10 thoughts on “Monday on Friday

  1. I’m so happy for you that you are finally getting a handle on the pain with the new protocol. Mostly, I am happy that you have found a doc to fight the good fight with you.
    The pictures of George and Emily are wonderful. I understand that his low weight is not a good thing, but angel George looked absolutely perfect to me. Nancy

  2. Oh my goodness! I have TEARS OF JOY!
    I so totally know what it’s like to suddenly realize “Hey, I’m not thinking about right now and haven’t even noticed for a couple of hours!”
    What a TRUE BLESSING THAT IS!!!
    You have been a rock of wisdom for me as I’ve endured (not patiently, not quietly, not gracefully) pain in various body-part-Xs.
    I’ve been praying. Praise the Lord for a few minutes of relief.
    Thank you so much for sharing the joy with us.

  3. Well, the above made NO SENSE.
    I guess I can’t put things in angle brackets.
    Here’s the real comment, with no vanishing text in angle brackets.

    Oh my goodness! I have TEARS OF JOY!

    I so totally know what it’s like to suddenly realize “Hey, I’m not thinking about BODY-PART-X right now and haven’t even noticed BODY-PART-X for a couple of hours!”

    What a TRUE BLESSING THAT IS!!!

    You have been a rock of wisdom for me as I’ve endured (not patiently, not quietly, not gracefully) pain in various body-part-Xs.

    I’ve been praying.

    Praise the Lord for a few minutes of relief.
    Thank you so much for sharing the joy with us.

  4. That is WONDERFUL! I am so glad you have one less thing to bother you so much!!!!!! GOD IS GOOD!!!! hugs on this rainy day!

  5. I agree with Lynette, GOD IS GOOD!!!
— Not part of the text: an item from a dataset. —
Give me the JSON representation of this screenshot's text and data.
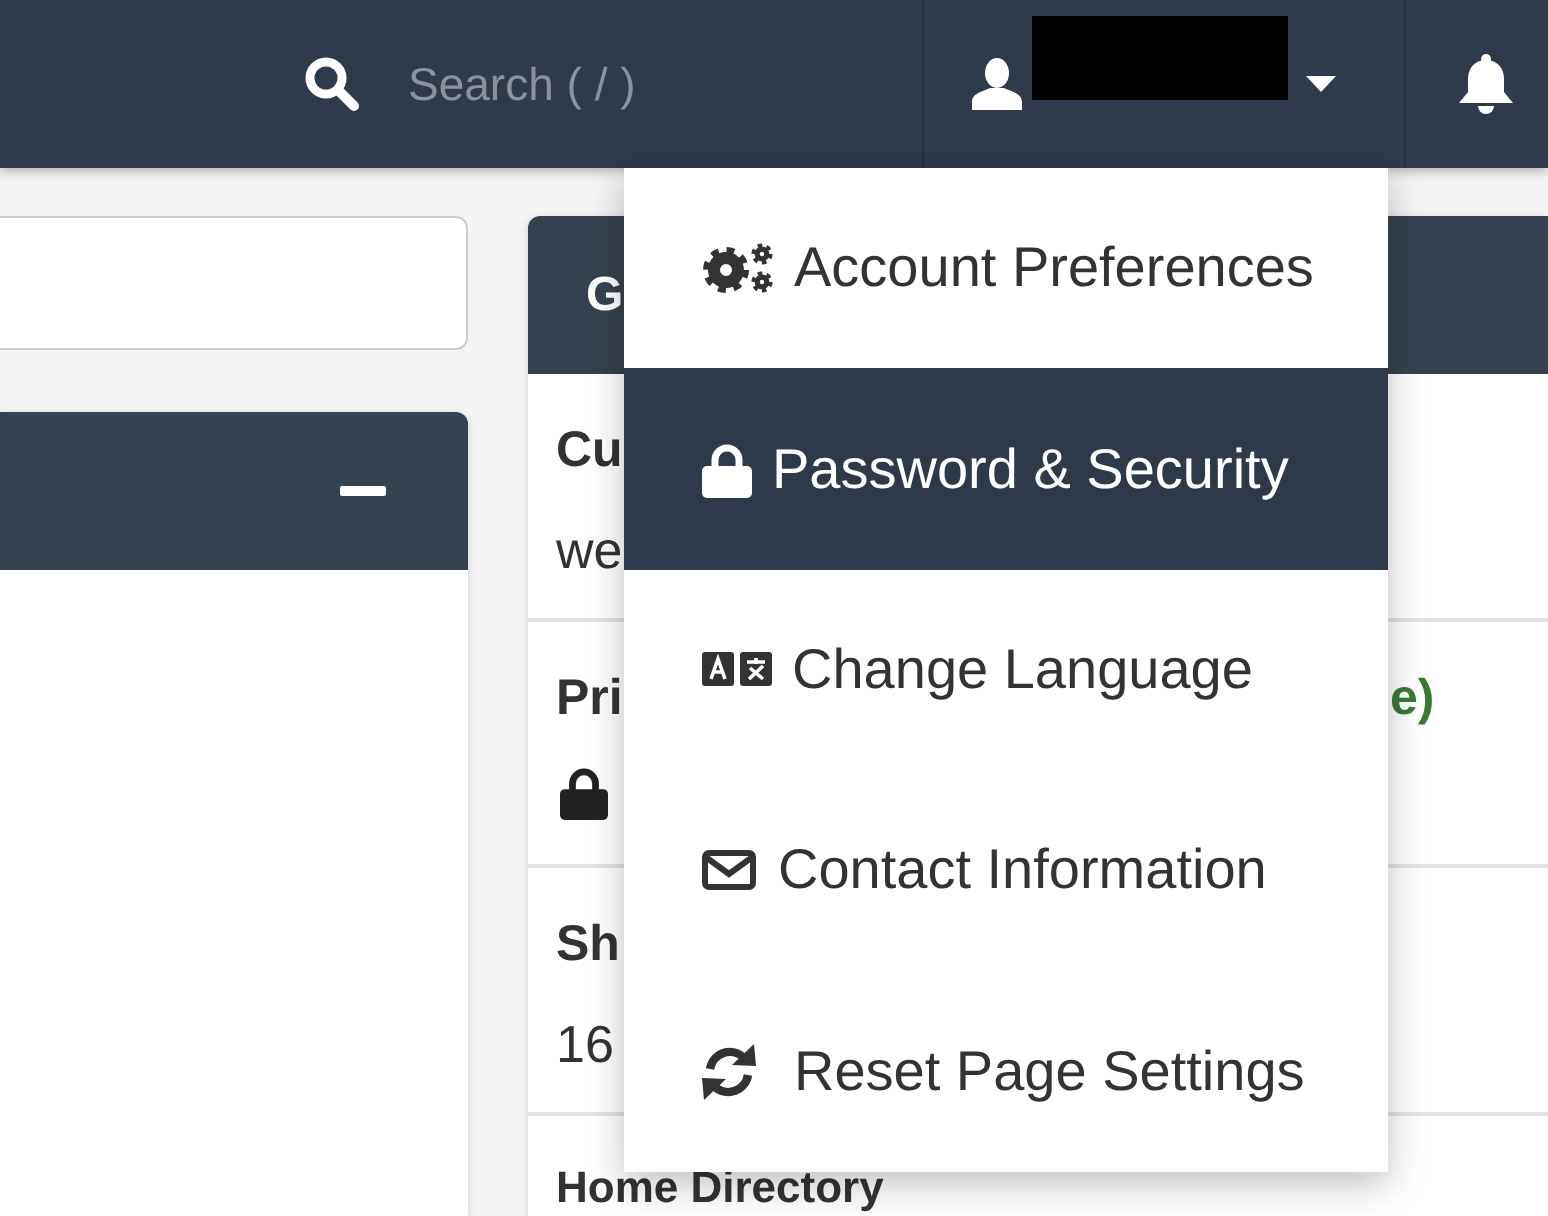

    It is so frustrating not being able to “see” you and give you hugs, but hope you feel them in our messages!

    I know you will feel better soon, because with another caring doctor on your side and your medical knowledge…retired or not… you will be teaching that doctor even more!

    Lots of prayers coming your way that your path to relief gets better and better…soon!

    Hugs!

  6. OH HALLELIUAH! i’m so glad for you, pain can be exhausting and i pray that this course will continue to give you relief. i promise to hug you ever so gently when i see you.

  7. Wonderful news. One of the amazing parts is that you NEVER complained about this pain despite all the opportunities to. Every blog entry could be about how bad it is to hurt all the time but you don’t even mention it. You are truly an amazing person Elizabeth and I have tremendous respect for you.

  8. Oh, dear Elizabeth, I am so happy that your pain is, at times, losing its controlling power. How wonderful and fortunate that wise Maureen connected you with this particular pain specialist who treated you with respect and has helped you make progress against the pain.

    When I read your updates, I am struck with how you are reclaiming your life with resoluteness and courage and trust. You may not feel amazing, but you are. You may not feel strong, but you are. You may not feel brave, but you are.

    The pictures of Emily and George are full of love. You have an incredible ability of isolating slices of your life and sharing them with us in beautiful prose and photos. Thank you.

    Love and prayers from Kalamazoo.